= IBM 2365 Processor Storage =

Magnetic-core memory storage unit for IBM System/360 computers

The IBM 2365 Processor Storage is a magnetic-core memory storage unit that is a component of the IBM System/360 models 65, 67, 75 and 85 computers, which were released between 1965 and 1968.

Storage is implemented using magnetic cores with a storage width of 72 bits, which comprise 64 data bits (8 bytes, or one doubleword) plus 8 parity bits. The IBM 2365 model 1 contains 131,072 (128 K) bytes of memory; all other models contain 262,144 (256 K) bytes. The model 2 could be converted in the field to a model 13.

All models other than the model 1 consist of two memory stacks. Addressing for the stacks is interleaved, so the first 64-bit word is in one stack, the second in the other stack, and so forth. This improves performance when doing sequential access.

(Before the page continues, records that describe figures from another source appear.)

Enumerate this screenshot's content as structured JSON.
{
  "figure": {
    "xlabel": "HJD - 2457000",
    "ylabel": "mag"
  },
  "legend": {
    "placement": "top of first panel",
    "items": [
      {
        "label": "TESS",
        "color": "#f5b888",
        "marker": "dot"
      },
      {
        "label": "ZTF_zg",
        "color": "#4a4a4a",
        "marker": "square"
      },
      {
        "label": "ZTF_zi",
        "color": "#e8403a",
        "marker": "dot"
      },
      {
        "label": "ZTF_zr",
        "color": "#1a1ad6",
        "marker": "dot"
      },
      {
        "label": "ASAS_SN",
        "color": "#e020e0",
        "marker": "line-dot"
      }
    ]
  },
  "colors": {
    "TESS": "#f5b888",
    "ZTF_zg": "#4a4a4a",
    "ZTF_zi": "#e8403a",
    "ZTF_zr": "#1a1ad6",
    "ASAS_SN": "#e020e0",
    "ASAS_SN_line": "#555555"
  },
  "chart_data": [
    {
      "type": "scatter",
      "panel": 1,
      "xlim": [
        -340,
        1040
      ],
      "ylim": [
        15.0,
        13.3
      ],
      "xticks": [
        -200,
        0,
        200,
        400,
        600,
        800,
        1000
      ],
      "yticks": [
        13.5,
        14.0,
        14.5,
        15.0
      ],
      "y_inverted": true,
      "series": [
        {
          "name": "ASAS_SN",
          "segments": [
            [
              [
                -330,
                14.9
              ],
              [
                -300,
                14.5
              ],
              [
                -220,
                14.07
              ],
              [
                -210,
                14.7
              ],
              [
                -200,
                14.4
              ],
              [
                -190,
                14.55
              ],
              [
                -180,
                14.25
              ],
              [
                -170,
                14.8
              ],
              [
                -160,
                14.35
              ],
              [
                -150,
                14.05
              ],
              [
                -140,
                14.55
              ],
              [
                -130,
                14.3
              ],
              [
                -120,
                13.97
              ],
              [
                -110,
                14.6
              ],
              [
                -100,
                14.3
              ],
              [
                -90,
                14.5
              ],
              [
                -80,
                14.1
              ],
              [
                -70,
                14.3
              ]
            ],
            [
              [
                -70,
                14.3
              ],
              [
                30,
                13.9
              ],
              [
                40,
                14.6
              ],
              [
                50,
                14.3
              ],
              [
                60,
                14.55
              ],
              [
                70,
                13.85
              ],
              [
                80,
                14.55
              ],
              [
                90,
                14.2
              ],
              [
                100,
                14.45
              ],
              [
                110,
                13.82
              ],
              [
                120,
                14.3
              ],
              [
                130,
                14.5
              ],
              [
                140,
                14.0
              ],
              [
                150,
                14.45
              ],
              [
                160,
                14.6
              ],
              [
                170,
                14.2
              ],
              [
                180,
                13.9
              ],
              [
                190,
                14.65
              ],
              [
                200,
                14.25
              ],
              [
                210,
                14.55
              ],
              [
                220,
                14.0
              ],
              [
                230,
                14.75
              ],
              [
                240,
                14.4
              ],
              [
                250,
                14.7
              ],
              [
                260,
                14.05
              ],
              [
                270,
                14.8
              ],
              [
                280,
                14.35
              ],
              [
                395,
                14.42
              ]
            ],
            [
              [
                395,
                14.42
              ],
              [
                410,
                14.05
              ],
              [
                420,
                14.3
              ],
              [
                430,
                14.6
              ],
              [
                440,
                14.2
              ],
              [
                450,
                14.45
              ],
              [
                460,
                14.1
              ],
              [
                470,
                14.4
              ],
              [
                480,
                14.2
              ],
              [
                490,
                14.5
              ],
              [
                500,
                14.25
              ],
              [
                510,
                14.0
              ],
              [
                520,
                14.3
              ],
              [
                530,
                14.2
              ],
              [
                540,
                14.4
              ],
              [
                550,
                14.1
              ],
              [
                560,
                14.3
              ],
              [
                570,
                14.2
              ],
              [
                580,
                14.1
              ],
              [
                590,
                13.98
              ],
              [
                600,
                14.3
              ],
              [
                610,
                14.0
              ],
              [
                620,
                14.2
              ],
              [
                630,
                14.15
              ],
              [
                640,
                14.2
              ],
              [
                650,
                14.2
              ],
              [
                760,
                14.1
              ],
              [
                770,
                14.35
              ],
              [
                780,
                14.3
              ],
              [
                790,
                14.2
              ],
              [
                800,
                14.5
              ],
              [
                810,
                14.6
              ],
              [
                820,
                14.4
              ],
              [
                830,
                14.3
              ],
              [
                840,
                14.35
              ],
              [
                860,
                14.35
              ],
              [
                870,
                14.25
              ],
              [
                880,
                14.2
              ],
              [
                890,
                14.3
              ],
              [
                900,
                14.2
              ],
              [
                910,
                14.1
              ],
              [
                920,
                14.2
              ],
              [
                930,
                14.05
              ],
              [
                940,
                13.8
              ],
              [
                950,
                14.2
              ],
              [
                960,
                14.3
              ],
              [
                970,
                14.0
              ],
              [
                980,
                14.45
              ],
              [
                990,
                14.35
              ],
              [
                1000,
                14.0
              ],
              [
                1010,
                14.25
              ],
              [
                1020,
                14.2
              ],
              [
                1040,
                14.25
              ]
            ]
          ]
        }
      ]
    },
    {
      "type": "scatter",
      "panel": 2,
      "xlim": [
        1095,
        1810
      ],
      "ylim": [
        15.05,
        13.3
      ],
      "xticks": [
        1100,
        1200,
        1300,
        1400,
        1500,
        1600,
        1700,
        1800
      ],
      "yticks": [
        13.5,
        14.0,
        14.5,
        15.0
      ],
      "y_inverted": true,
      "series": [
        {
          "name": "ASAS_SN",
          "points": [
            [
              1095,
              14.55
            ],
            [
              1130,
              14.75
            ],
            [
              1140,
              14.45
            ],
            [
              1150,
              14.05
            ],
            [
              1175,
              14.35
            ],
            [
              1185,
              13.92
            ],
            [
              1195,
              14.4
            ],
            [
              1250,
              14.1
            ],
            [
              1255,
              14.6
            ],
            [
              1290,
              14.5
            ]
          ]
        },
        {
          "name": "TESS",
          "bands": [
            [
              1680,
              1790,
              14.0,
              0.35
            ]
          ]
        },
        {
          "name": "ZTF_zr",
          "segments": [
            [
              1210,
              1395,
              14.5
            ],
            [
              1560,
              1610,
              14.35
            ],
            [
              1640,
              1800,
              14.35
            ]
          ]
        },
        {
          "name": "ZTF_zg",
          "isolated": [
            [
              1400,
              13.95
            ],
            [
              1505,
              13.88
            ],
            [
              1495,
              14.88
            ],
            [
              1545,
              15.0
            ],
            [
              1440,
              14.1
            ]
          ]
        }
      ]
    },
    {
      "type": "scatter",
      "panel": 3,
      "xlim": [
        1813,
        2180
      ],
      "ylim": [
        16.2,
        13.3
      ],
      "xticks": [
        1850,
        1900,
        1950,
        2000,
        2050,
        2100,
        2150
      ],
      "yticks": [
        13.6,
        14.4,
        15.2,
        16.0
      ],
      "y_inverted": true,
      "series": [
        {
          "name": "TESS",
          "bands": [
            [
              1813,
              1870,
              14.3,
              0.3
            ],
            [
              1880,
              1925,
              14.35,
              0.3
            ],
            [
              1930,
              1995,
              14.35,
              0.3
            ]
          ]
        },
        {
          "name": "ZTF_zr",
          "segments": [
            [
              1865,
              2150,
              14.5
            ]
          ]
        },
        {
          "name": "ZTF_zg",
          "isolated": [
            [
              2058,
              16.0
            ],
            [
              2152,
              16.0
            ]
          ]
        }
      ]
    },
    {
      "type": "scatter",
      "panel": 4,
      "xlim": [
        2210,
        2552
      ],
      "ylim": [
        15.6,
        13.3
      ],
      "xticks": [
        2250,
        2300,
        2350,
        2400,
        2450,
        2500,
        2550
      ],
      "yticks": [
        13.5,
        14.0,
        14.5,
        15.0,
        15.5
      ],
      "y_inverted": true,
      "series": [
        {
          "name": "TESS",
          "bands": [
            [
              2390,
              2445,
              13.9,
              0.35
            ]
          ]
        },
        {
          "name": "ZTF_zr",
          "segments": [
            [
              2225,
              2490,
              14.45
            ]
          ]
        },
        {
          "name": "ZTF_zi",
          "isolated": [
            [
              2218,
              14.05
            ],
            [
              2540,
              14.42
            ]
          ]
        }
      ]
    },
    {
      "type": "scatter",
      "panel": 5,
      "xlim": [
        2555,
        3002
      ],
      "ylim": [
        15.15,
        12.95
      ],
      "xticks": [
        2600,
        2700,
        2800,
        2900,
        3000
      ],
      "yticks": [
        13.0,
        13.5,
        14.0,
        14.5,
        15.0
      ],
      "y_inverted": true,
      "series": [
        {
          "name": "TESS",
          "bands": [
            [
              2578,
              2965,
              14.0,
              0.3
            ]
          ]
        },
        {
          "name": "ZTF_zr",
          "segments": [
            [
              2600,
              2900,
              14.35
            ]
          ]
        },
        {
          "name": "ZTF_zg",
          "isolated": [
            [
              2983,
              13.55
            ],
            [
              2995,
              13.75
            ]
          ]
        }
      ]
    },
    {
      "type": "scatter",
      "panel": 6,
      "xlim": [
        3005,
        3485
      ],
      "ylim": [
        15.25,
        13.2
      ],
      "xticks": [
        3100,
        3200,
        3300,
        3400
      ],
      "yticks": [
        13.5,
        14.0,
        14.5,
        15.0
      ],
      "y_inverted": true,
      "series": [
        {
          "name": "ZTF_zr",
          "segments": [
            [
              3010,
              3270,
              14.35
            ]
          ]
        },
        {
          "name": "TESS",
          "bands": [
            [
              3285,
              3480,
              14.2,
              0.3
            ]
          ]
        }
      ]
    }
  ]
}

All models other than the model 5 have a cycle time of 750 nanoseconds.

==Models==
The various models are used as follows:
- Model 1 is used on the System/360 model 65 when not used as a multiprocessor.
- Model 2 is used on the System/360 models 65 (when not used as a multiprocessor) and 67-1.
- Model 3 is used on the System/360 model 75.
- Model 5 is used on the System/360 model 85.
- Model 12 is used on the System/360 model 67-2.
- Model 13 is used on the System/360 model 65 when used as a multiprocessor.

==Use with the System/360 model 85==
The IBM 2365 model 5 is special because the System/360 model 85 accesses memory in 128-bit (16 byte) units, unlike the other System/360 models which support the IBM 2365, all of which access 64-bit (8 byte) units. On the System/360 model 85, the IBM 2365 model 5 operates with a cycle time of 1040 nanoseconds, and two or four of them are required. Because the System/360 model 85 CPU is so much faster than memory, if there are two IBM 2365 model 5 components they are two-way interleaved, and if there are four IBM 2365 model 5 components they are four-way interleaved. Because the IBM 2365 model 5 is internally two-way interleaved, sequential 128-bit memory operations issued by the System/360 model 85 CPU traverse all the memory components before cycling back to the first.

The IBM 2365 model 5 is used only with the System/360 model 85 with 524,288 (512 K) or 1,048,576 bytes (1 MB) of storage.

===IBM 2385 Processor Storage===
The IBM System/360 Model 85, when configured with 2,097,152 (2 MB, 360/85 K85) or 4,194,304 (4 MB, 360/85 L85) bytes, uses the IBM 2385 instead of the IBM 2365 Processor Storage. The IBM 2385 has a cycle time of 960 nanoseconds compared to 1,040 nanoseconds for the IBM 2365 model 5.